Warszawskie smaki w Restauracji Świętoszek

Restauracja Świętoszek łączy sztukę z najlepszą kuchnią od Stanisława Nowogródzkiego. Rekonstruowane dania z lat 80tych podkreślają dziedzictwo warszawskich smaków. Ciasto kajmakowe z przepisu z 1986 roku lub sakiewka schabowa z nadzieniem borowikowym jest najlepszą retrospekcją dawnych czasów Świętoszka, pełnego znanych artystów i awangardy. Dziś mury Świętoszka wypełnia dawna sława oraz najlepsze smaki podane na nowo zachowując niepowtarzalne połączenia. Dla właściciela restauracji Pana Hieronima Piotrowskiego to projekt życia, dla gości to niezwykłe miejsce na kolację w wyjątkowym towarzystwie. To miejsce przepełnione wyjątkowymi smakami oraz długą rozmową.  

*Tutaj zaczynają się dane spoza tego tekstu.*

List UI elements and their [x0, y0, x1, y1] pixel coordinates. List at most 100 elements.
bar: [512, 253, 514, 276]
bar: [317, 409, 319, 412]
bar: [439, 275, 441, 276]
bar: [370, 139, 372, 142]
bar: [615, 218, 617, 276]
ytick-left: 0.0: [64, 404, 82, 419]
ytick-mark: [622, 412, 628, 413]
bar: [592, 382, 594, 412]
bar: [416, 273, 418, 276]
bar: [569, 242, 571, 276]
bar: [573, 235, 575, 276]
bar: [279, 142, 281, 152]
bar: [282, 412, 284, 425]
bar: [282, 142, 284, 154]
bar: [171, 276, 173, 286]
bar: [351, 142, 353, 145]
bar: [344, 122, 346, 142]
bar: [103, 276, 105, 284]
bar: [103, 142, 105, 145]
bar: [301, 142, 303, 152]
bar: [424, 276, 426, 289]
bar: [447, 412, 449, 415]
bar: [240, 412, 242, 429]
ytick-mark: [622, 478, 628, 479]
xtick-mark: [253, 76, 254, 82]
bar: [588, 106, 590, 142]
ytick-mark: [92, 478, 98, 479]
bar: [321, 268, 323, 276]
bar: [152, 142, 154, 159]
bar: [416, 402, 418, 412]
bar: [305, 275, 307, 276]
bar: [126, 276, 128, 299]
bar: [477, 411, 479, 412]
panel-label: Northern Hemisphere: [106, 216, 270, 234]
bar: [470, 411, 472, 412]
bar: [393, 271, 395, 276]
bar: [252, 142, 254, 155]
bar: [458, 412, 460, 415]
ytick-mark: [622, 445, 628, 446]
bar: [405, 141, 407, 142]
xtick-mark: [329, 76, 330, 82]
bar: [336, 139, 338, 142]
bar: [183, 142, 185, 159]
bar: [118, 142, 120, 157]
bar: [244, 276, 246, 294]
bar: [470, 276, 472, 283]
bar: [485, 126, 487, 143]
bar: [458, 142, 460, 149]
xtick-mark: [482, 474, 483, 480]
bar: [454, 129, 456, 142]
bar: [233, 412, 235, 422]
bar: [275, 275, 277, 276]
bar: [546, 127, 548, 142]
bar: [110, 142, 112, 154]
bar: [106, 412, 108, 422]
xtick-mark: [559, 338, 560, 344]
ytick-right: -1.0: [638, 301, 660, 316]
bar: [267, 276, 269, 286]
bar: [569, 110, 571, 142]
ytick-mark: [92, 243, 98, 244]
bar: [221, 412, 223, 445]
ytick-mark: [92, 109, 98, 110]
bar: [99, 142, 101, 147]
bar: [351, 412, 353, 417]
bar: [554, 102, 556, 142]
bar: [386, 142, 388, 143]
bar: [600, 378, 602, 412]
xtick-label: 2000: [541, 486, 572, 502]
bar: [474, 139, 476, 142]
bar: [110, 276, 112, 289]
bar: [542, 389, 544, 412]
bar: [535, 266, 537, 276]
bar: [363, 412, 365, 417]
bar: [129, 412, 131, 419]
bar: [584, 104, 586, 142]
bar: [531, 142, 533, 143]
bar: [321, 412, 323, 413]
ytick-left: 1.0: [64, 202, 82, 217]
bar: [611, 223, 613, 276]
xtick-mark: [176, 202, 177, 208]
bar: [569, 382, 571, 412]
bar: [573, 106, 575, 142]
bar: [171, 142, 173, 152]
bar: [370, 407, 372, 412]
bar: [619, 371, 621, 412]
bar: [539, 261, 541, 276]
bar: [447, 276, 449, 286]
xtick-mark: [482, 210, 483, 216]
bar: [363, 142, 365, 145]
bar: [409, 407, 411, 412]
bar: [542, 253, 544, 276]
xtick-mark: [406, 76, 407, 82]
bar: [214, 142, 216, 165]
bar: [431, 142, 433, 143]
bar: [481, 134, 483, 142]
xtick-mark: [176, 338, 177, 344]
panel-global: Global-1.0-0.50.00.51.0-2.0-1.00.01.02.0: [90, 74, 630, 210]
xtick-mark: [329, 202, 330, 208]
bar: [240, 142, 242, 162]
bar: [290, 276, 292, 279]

Świętoszek to restauracja, która istniała od 1986 roku, która była najważniejszą restauracją w stolicy. Przyciągała najznakomitszych gości malarzy, muzyków, polityków, dziennikarz i gwiazdy. Dla kogo dziś jest to nowo otwarte miejsce?
Hieronim Piotrowski: Każdy gość jest mile widziany. Chcieliśmy przywrócić do życia jedno z najważniejszych miejsc na kulinarnej mapie Warszawy. Kiedyś restauracja była ściśle określona jako klub i odbywała się tu wstępna selekcja. Dziś z łezką w oku odwiedzają nas dawni goście Świętoszka. Oczywiście Państwo Smagowie, którzy prowadzili to miejsce przez 20 lat i są autorami tej kulinarnej legendy bardzo nas wspierają. Restaurację odwiedza wielu pracowników, którzy dawniej przeżyli tu wyjątkowe popołudnia i długie wieczory. Dawni goście to starsi ludzie, którzy siadają w swoim ulubionym miejscu i wyruszają w niezwykłą podróż do minionego wieku. Głównie z myślą o tych gościach tworzymy rekonstrukcje potraw, aby mogli poczuć lata 1986r. Chociaż samo miejsce otwarte było od 1970 roku jako kameralny klub dla aktorów i artystów. Miejsce zawsze prowadzone pod kątem artystycznym. Ludzie sztuki stale odwiedzali mury Świętoszka, dlatego chcemy kontynuować tą tradycję.
Stanisław Nowogródzki: Ciekawostką jest, że od 1970 do 1980 roku nie było tu gotowej karty menu, trzeba było wcześniej zapowiedzieć się i zamówić konkretne dania, które były specjalnie przygotowywane na zamówienie.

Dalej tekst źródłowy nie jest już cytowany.